ESTRO 2025 - Abstract Book
S2686
Physics - Dose calculation algorithms
ESTRO 2025
247
Digital Poster Impact of Ra-224 progeny desorption on absorbed dose in diffusing alpha-emitters radiation therapy (DaRT)
Ahtesham Ullah Khan, Sean Jollota, Jeff Radtke, Keith Kunugi, Larry DeWerd Department of Medical Physics, University of Wisconsin-Madison, Madison, USA
Purpose/Objective: Absorbed dose deposited in tissue from a DaRT seed is dependent on the desorption of the 220 Rn and 212 Pb progeny off the surface of the seed [1]. The desorption probabilities are tied to the depth of 224 Ra in the source needle, which may vary based on the construction of the source [2]. The aim of this work was to investigate the impact of the inter-seed desorption variability on absorbed dose for a DaRT treatment. Material/Methods: A Monte Carlo (MC) model of a DaRT seed was constructed with the 224 Ra depth of 0.0-1.0 nm with 0.2 nm increments. For each source depth, 220 Rn and 212 Pb desorption probabilities were calculated using alpha and gamma emissions, respectively [3]. A finite element analyzer (COMSOL Multiphysics) was utilized to calculate the cumulative absorbed dose to water over a 30-day treatment period by solving the diffusion-leakage (DL) model with the MC-calculated desorption probabilities [4]. The differences in the absorbed dose were accentuated.

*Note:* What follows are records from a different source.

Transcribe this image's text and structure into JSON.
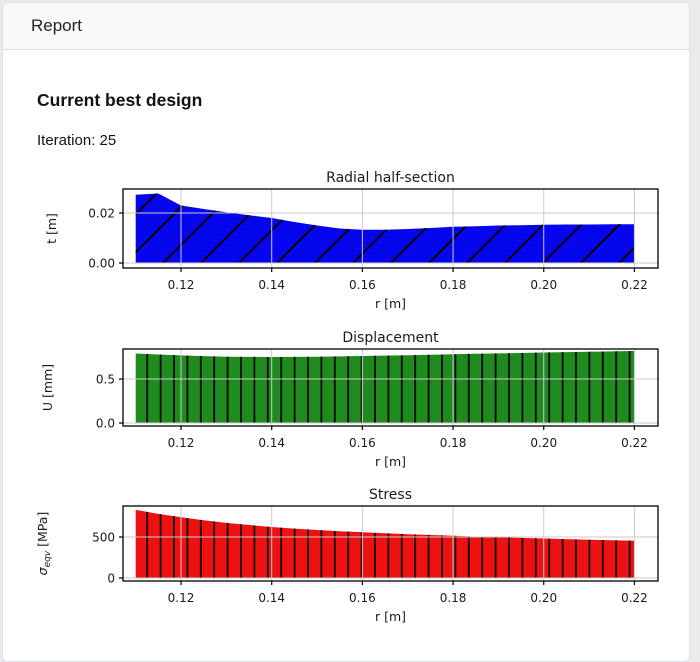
{
  "window": {
    "title": "Report"
  },
  "report": {
    "heading": "Current best design",
    "iteration_label": "Iteration: 25"
  },
  "colors": {
    "page_bg": "#e9eaec",
    "card_bg": "#ffffff",
    "card_header_bg": "#f8f9fa",
    "card_border": "#dee2e6",
    "text": "#212529",
    "grid": "#cbcbcb",
    "radial_fill": "#0505ee",
    "displacement_fill": "#1f8b1f",
    "stress_fill": "#ee1111"
  },
  "chart_data": [
    {
      "type": "area",
      "title": "Radial half-section",
      "xlabel": "r [m]",
      "ylabel": "t [m]",
      "ylabel_parts": [
        {
          "t": "t [m]"
        }
      ],
      "color": "#0505ee",
      "hatch": "/",
      "grid": true,
      "legend": "none",
      "xlim": [
        0.1072,
        0.2252
      ],
      "ylim": [
        -0.002,
        0.0296
      ],
      "xticks": {
        "values": [
          0.12,
          0.14,
          0.16,
          0.18,
          0.2,
          0.22
        ],
        "labels": [
          "0.12",
          "0.14",
          "0.16",
          "0.18",
          "0.20",
          "0.22"
        ]
      },
      "yticks": {
        "values": [
          0,
          0.02
        ],
        "labels": [
          "0.00",
          "0.02"
        ]
      },
      "x": [
        0.11,
        0.115,
        0.12,
        0.125,
        0.13,
        0.135,
        0.14,
        0.145,
        0.15,
        0.155,
        0.16,
        0.165,
        0.17,
        0.175,
        0.18,
        0.185,
        0.19,
        0.195,
        0.2,
        0.205,
        0.21,
        0.215,
        0.22
      ],
      "y": [
        0.0273,
        0.0278,
        0.023,
        0.0216,
        0.0203,
        0.0191,
        0.018,
        0.0164,
        0.015,
        0.0138,
        0.0133,
        0.0133,
        0.0136,
        0.014,
        0.0145,
        0.0147,
        0.015,
        0.0151,
        0.0153,
        0.0154,
        0.0154,
        0.0155,
        0.0155
      ]
    },
    {
      "type": "area",
      "title": "Displacement",
      "xlabel": "r [m]",
      "ylabel": "U [mm]",
      "ylabel_parts": [
        {
          "t": "U [mm]"
        }
      ],
      "color": "#1f8b1f",
      "hatch": "|",
      "grid": true,
      "legend": "none",
      "xlim": [
        0.1072,
        0.2252
      ],
      "ylim": [
        -0.034,
        0.841
      ],
      "xticks": {
        "values": [
          0.12,
          0.14,
          0.16,
          0.18,
          0.2,
          0.22
        ],
        "labels": [
          "0.12",
          "0.14",
          "0.16",
          "0.18",
          "0.20",
          "0.22"
        ]
      },
      "yticks": {
        "values": [
          0,
          0.5
        ],
        "labels": [
          "0.0",
          "0.5"
        ]
      },
      "x": [
        0.11,
        0.115,
        0.12,
        0.125,
        0.13,
        0.135,
        0.14,
        0.145,
        0.15,
        0.155,
        0.16,
        0.165,
        0.17,
        0.175,
        0.18,
        0.185,
        0.19,
        0.195,
        0.2,
        0.205,
        0.21,
        0.215,
        0.22
      ],
      "y": [
        0.79,
        0.778,
        0.768,
        0.76,
        0.754,
        0.751,
        0.75,
        0.751,
        0.753,
        0.757,
        0.761,
        0.766,
        0.771,
        0.776,
        0.781,
        0.786,
        0.791,
        0.796,
        0.801,
        0.806,
        0.81,
        0.814,
        0.818
      ]
    },
    {
      "type": "area",
      "title": "Stress",
      "xlabel": "r [m]",
      "ylabel": "σ_eqv [MPa]",
      "ylabel_parts": [
        {
          "t": "σ",
          "i": true
        },
        {
          "t": "eqv",
          "i": true,
          "s": true
        },
        {
          "t": " [MPa]"
        }
      ],
      "color": "#ee1111",
      "hatch": "|",
      "grid": true,
      "legend": "none",
      "xlim": [
        0.1072,
        0.2252
      ],
      "ylim": [
        -37,
        878
      ],
      "xticks": {
        "values": [
          0.12,
          0.14,
          0.16,
          0.18,
          0.2,
          0.22
        ],
        "labels": [
          "0.12",
          "0.14",
          "0.16",
          "0.18",
          "0.20",
          "0.22"
        ]
      },
      "yticks": {
        "values": [
          0,
          500
        ],
        "labels": [
          "0",
          "500"
        ]
      },
      "x": [
        0.11,
        0.115,
        0.12,
        0.125,
        0.13,
        0.135,
        0.14,
        0.145,
        0.15,
        0.155,
        0.16,
        0.165,
        0.17,
        0.175,
        0.18,
        0.185,
        0.19,
        0.195,
        0.2,
        0.205,
        0.21,
        0.215,
        0.22
      ],
      "y": [
        830,
        782,
        740,
        704,
        672,
        646,
        622,
        602,
        585,
        570,
        557,
        545,
        534,
        524,
        514,
        505,
        497,
        489,
        481,
        474,
        467,
        461,
        455
      ]
    }
  ]
}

Results: While changing the 224 Ra source depth from 0 nm to 1.0 nm, the 220 Rn desorption probability decreased from 0.49 to 0.05 and the 212 Pb desorption probability decreased from 0.69 to 0.27. Using the MC-calculated desorption probabilities, the cumulative absorbed dose was found to increase with increasing desorption. With radial dose profiles normalized to the source depth of 0 nm, significant dose differences of over 80% were found. For every 0.2 nm increase in source depth, a reduction of over 12% in absorbed dose was noted. Despite the large dose differences observed for the investigated desorption probabilities, the 10-Gy prescription isodose lines were found to be within 0.7 mm of each other indicating a spatial shift in the dose distribution.